I bored of this novelty and began boring through the skull. A great hollow sound troubled me, it was not unlike rapping upon a gourd or a dried hunk of sourdough. However, there was a brain, which, all things considered, was a great sign. It was peculiar; where I expected to find contortions or crannies, this brain was smooth, uniform, and made exclusively of black and white. There was no gray area here at all.

 

Having my ethical sensibilities about me, I tried to reason this through. Everyone, even if they seem like they would play Asleep by The Smiths on aux, has gray matter somewhere. I tried to find it. In this stark morass, I found a pinprick of gray, as small as a fetus at one week: a slate-colored locked box. I thought opening it might be a violation of sorts. I didn’t wish to cross any lines at all, as that would be uncouth. However, sacrifices often must be made in the pursuit of knowledge. One is allowed to draw through the lines if it will solve a maze. 

 

I tried to cut through the lockbox with a knife. Nothing. I picked up the angle grinder, but it was agonic! I grabbed a hammer, and went to smashing. Part of the box cracked but immediately healed. Incensed, I grabbed a boulder and threw it upon the box. Part of the lid snapped off and regrew. This was my Excalibur, only more important. I kept going—there are more than nine ways to beat a dead horse. Ice pick. Speculum. Nipple clamps. I led this cat to water, but I couldn’t skin it. This was more Sisyphean than Heraclean.

 

Frustrated, I tried the last option remaining: setting it ablaze. Ashes piled and unveiled innards in a cerebral disembowelment; it was marvelous. An entire village—no, a hamlet—lay inside. All gray. The Center for Critical Thinking and Interrogation sat in the center, hidden behind a froth of cobwebs. On the second street (there were only two), a foreclosed shanty of sorts stood, or crumbled—The Office of Fact-Checking. I thought this was a little silly, how on the nose, but it was revelatory, nonetheless. When I saw the Church of the Nuanced Mary, I said a prayer.

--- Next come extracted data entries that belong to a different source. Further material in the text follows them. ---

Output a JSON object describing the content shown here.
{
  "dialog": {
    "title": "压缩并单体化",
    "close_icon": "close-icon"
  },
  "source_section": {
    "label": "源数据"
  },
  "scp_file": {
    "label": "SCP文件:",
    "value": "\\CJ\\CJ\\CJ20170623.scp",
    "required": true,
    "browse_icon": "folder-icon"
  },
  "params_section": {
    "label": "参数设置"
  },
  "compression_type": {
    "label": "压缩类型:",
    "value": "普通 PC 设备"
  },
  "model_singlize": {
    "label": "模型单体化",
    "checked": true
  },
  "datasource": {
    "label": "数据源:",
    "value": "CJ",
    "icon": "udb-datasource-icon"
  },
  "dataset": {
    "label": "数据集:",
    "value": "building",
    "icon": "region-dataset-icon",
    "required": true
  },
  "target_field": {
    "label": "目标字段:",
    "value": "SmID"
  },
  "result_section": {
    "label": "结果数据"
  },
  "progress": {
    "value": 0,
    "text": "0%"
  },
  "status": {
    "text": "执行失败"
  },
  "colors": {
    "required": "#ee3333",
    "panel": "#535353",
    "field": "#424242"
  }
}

The box immediately snapped shut as Romans 12:2 escaped my breath. 

 

I poked around elsewhere until I saw a big button on the frontal knob, which may yet develop into a lobe, that screamed at me: POST! Aside from the brain, the chunky skull contained little else, only miscellany: three marbles, one pebble, half of a thumbtack, four specks of salt. I couldn’t help but think what an awful stew this would make. This tomato could never become a Pomodoro worth its slurp in salt.

 

I thought this blockheaded sap might wake, so I did some setting, sewing, and cleaning. He twitched and stirred, tossed and turned, moaned and groaned and I couldn’t help but grow irritated at him for wasting my precious time. 

 

Eventually, he awoke and looked puzzled, but didn’t think much of it.